Mike’s LR (Limited Release) is often a blend of the best barrels from the Joss’ Lovedale vines and the Stevens Pokolbin vineyard, that the family have sourced fruit from since 2005, leased since 2009, and now own. The wines are light on their feet and elegantly complex, delivering a balanced mix of pear, peach, and superfine limes. The palates show nuanced oak, a creamy texture and delicate aromatics of white flowers, stonefruits, creamy vanilla and beeswax.
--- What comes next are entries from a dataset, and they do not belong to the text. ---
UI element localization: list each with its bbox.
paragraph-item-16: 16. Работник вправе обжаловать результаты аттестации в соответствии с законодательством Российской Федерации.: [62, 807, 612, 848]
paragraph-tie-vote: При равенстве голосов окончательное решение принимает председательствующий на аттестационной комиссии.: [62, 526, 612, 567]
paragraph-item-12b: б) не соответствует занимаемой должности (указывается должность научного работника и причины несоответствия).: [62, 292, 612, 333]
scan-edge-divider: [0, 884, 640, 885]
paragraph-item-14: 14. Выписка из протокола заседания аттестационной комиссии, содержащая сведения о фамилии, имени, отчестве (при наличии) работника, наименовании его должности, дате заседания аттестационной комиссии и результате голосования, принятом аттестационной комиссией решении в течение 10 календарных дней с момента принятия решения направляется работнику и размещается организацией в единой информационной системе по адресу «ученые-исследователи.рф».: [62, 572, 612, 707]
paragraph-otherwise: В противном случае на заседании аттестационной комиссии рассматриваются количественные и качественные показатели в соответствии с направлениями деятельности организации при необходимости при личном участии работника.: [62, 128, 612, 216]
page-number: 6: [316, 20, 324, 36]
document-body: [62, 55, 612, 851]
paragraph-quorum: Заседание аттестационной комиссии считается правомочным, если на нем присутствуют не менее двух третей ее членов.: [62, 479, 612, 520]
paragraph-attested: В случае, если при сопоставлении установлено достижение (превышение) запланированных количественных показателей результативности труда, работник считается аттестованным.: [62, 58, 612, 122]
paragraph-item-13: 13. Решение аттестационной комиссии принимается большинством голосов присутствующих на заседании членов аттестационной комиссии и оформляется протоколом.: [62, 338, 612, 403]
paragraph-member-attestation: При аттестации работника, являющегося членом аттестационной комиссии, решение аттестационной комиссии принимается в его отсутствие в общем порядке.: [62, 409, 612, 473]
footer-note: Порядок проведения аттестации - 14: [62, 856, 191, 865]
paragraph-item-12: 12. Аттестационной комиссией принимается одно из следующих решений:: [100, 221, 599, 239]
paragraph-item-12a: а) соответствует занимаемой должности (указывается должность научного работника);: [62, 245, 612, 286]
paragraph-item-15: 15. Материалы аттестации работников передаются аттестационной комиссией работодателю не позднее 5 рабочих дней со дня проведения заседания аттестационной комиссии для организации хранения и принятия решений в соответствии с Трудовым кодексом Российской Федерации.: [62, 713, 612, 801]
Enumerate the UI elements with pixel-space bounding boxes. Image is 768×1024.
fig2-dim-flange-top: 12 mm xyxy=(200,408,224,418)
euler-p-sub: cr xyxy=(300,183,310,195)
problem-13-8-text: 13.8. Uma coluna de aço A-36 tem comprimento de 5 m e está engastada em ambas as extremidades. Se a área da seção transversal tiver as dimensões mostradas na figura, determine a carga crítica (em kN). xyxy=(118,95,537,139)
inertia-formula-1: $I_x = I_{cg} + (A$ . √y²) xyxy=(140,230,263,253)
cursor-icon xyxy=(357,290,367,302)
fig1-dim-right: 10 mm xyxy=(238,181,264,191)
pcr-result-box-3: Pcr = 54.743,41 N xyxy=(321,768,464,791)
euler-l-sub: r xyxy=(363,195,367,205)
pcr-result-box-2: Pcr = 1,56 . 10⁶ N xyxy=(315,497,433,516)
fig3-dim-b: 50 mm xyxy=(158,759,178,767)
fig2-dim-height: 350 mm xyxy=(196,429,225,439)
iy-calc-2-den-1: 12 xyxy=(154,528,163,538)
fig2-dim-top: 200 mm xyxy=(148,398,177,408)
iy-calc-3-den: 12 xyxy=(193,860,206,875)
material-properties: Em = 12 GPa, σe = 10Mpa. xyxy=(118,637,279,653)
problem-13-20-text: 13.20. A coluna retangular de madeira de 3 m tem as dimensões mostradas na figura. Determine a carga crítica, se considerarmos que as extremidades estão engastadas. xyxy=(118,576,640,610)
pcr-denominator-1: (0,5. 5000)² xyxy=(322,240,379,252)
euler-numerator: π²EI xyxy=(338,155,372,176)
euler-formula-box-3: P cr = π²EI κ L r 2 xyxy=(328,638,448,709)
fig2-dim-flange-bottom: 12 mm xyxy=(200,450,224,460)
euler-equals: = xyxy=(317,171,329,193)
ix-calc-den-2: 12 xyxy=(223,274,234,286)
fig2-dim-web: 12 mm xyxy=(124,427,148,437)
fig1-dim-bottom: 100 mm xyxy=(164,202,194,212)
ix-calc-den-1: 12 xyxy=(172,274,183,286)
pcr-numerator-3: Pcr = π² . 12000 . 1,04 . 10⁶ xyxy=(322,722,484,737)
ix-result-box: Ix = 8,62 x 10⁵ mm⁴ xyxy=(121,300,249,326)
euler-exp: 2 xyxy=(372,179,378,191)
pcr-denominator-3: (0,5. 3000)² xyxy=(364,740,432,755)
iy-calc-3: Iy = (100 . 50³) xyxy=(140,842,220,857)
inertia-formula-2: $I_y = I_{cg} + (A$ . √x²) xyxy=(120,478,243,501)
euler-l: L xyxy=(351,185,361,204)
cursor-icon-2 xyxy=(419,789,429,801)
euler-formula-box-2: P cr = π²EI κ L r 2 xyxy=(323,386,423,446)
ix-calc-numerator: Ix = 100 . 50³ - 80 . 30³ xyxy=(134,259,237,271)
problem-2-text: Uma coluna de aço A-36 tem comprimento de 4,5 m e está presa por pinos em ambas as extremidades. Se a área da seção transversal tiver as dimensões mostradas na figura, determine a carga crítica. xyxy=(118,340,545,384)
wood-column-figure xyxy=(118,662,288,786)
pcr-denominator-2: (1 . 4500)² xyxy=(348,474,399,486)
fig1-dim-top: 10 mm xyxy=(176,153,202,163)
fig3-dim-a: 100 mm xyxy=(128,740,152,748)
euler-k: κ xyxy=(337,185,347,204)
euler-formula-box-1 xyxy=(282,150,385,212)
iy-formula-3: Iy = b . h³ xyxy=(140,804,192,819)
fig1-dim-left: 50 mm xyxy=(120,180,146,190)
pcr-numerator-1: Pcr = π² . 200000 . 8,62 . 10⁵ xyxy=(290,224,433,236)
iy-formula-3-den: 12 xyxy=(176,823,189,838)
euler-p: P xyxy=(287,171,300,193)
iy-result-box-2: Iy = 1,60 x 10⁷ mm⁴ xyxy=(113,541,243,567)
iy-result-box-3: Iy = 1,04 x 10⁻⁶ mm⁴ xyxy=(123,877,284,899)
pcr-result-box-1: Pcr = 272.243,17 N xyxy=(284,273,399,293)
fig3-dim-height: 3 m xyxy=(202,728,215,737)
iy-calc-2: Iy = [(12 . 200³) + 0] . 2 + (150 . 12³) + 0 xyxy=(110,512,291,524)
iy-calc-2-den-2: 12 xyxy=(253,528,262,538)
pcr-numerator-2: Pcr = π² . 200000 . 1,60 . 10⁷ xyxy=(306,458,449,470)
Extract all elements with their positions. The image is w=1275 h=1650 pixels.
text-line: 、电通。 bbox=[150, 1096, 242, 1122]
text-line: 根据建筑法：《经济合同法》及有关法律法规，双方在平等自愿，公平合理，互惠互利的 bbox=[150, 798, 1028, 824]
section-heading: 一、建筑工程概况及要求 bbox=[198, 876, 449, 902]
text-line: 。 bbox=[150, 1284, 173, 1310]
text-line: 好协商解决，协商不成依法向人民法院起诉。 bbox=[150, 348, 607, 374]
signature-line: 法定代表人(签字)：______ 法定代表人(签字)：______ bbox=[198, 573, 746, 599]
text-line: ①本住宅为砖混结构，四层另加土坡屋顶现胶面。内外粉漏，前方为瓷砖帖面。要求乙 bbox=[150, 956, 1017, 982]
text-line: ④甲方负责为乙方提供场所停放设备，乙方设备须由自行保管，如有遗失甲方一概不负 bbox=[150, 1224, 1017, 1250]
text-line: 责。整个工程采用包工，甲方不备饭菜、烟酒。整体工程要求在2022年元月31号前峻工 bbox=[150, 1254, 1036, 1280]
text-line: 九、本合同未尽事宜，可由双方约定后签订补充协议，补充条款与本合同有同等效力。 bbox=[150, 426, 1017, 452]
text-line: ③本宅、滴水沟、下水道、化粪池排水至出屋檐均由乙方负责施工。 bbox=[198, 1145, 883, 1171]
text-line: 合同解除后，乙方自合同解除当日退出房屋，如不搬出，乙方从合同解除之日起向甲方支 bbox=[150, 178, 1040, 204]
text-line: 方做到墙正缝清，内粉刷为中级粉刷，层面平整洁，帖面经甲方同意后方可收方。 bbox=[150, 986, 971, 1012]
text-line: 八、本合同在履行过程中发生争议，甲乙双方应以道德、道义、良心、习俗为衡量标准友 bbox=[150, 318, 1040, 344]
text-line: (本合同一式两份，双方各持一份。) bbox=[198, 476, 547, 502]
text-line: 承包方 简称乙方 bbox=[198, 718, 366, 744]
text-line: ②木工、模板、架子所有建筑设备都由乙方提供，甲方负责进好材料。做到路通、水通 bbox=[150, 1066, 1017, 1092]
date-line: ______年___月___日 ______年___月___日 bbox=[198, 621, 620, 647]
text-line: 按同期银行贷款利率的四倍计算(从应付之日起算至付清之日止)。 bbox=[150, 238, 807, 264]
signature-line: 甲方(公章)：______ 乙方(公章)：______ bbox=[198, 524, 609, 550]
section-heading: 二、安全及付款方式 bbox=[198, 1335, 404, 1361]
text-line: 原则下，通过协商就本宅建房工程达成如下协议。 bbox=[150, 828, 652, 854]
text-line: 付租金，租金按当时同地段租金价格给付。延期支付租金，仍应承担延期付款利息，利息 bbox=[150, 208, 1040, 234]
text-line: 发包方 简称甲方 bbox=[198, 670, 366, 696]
All the way back to 2004, the wines are stylistically consistent, with the warmer years showing fleshier characters and subtle additions of funk and skins work showing up from 2014. The favourites were 2009 for its complexity, freshness and longevity; the 2014 for its elegant concentration; and the 2019 for its exotic aromatics, texture, clean lines and concentration.
SHIRAZ TOURIGA
Between jokes, innovation is something that Mike mentions regularly, and the wines that display this most are his single vineyard Shiraz Touriga.
The addition of other varieties to Shiraz is nothing new, but Mike was the first to do it in the Hunter and has had considerable success with it. First made in 2010 with fruit that comes from the Lovedale vines, these wines show classic Hunter Valley Shiraz characteristics, but with sweet and exotic additions to the aromatics – and a palate that is flat out delicious.
The blend is generally 80% Shiraz and 20% Touriga Nacional. The Shiraz delivers medium-bodied red and black cherries and blackberries, fine tannins and structure, while the Touriga brings sweet layers of black currants, plums, and an exotic potpourri of aromas.
Favourites were the 2013 for its length and concentration, the 2019 for its glossy and exotic mouthfeel, and the 2020 for its fine concentration and glossy finish. Again, these wines represented exceptional value and quality for the price ($40). This blending of a signature regional variety with a new world wine like Touriga impresses.
LIMITED RELEASE SHIRAZ
The LR (Limited Release) Shiraz is the De Iuliis flagship, and is Mike’s interpretation of one of the Hunter’s greatest assets. Made from a selection of the best barrels across a range of vineyards and released as an aged wine, these wines are classic, high-quality Hunter Shiraz with medium-weight frames, earth-driven savoury fruit lines, and fine-grained tannins that carry the length and the mouthfeel. They are built to last, as shown in the earlier wines of 2003, 2005 and 2006 – all were still very fresh, juicy and generous. The standouts were the mouth-watering elegance of the 2005; the 2014 for its concentration and vibrant energy; and the about-to-be-released 2019 for its elegant frame and exceptional layers of concentration.
A FUTURE BRIGHT
De Iuliis’ wines show what’s possible in a short period of time, and it’s clear that success will continue to follow this family’s journey. What does stand out however, particularly as some Hunter reds push well towards the $300 per bottle mark, is the notion that really good wine can be approachable and be delivered in a humble, hospitable manner.
“After 20 years, we’re in a good place,” reflects Mike on the rise of De Iuliis. “We’ve worked out that you need a balance between quality and price; and you need to find good people and let them get on with it so that you can focus on what you like and what you are good at. For me, believe it or not, that is dragging hoses around a winery.”